Сегодня днем я ходил в бордель; нас было шестеро, все семинаристы. Пока мои товарищи заигрывали с девушками, я получил записку с просьбой подняться наверх, к мадам.
Я вошел в ее комнату. Комната была белой. Белые стены, белые египетские ковры, выбеленные простыни и глухая белая кошка. Мадам была знаменитой куртизанкой, последовательницей римско-католической церкви и подругой человека, которого я очень хорошо знал, только это было в детстве. Богата, все еще красива и чрезвычайно развратна. Я был очарован ею, но тогда мы беседовали в первый и последний раз. В комнате пахло лилиями Мадонны. Снизу, из стойл, доносился шум; парни не могли дождаться, когда их охолостят.
– Снимай брюки, – сказала она. На стене висели бивни. У меня на теле очень мало волос. Я посмотрел на себя в зеркало: короткая рубашка не скрывала ничего, и я мог думать только о корне мандрагоры. Она стояла сзади, насмешливо и одобрительно наблюдая за мной, и я понимал, что именно ее так заинтересовало.
Она провела ладонями по моим ягодицам, как делает барышник с племенным скотом. Я смотрел в серебряное зеркало и видел ее посреди белой комнаты – зеркальная фантазия, перевернутое изображение вывернутых правил. Я был здесь для нее.
– Ты проник в эту женщину?
– Нет, отец мой.
– Продолжай.
Я стоял перед зеркалом, она стояла сзади и льстила мне ладонями. Руки у нее были сильные, смуглые и мозолистые, совсем не похожие на женские. Она трогала меня так, словно я был связкой хвороста: все пять моих жестких костлявых конечностей затвердели. Потом она повернула меня к себе и нагнулась.
– Ты эякулировал?
– Да, отец мой.
– В какую часть женщины?
– В тазик на полу.
– Продолжай.
– У нее была фарфоровая доска с изображением греческих героев. Она велела мне опуститься на колени, потом я встал на четвереньки, уподобившись ослу, на котором Иисус въехал в Иерусалим, а когда она вонзила свои пятки мне в пах, я кончил на Одиссея. Она сказала, что называет этот тазик Студенческим…

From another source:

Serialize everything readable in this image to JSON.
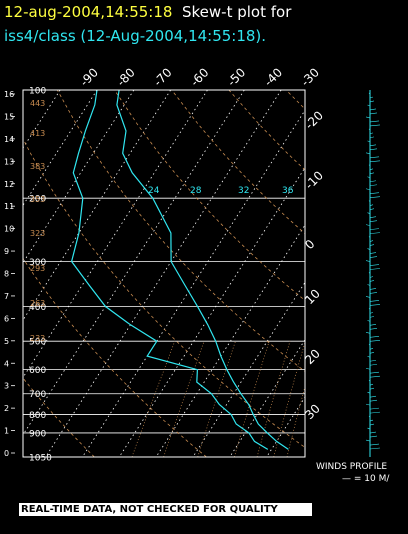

Долл Снирпис студенткой не была, но джентльменов любила, хотя назвать ее дамочкой легкого поведения было бы ошибкой. Мать на смертном одре взяла юную Долл за маленькую ручку и завещала: «Никогда не продавай собственность». Долл крепко запомнила этот урок и пользовалась материнским советом даже тогда, когда речь шла о других ее владениях, имевших куда более товарный вид.
Она не продавалась – ее можно было только нанять, но за очень высокую цену. Долл была богата. Богата пышной грудью. Выпуклым животом. Персиковыми ягодицами. И особенно богата пышной растительностью на лобке. Она называла лобок «своим Евклидом», предлагая геометрическое доказательство тем, кто по уши увяз в алгебре.
Руджеро, которого она любила так же, как птица любит полет, был человеком книжным, высоконравственным и целомудренным. Когда Долл Снирпис начинала размахивать своими математическими верительными грамотами, он бежал в искусство, свою башню из слоновой кости. Подобно Одиссею, привязывал себя к письменному столу и затыкал уши, чтобы не слышать ее песен сирены. Это было трудно, потому что он любил оперу.
Он никогда не видел женской… женской… как бы ее назвать? Чернильницы?
Он потрогал свое перо и подумал о Долл Снирпис, наполненной красными чернилами.
Делом жизни Руджеро было восстановление перечня тех манускриптов, что могли храниться в Великой Александрийской Библиотеке. Он был ученым и, как все ученые, верил, что его труды, сколь бы темными и загадочными ни были, человечество оценит по достоинству. Руджеро надеялся, что этой оценкой станет стипендия. Человек не может читать и зарабатывать деньги одновременно – конечно, если он не литературный обозреватель, а Руджеро молился, чтобы никогда не пасть так низко.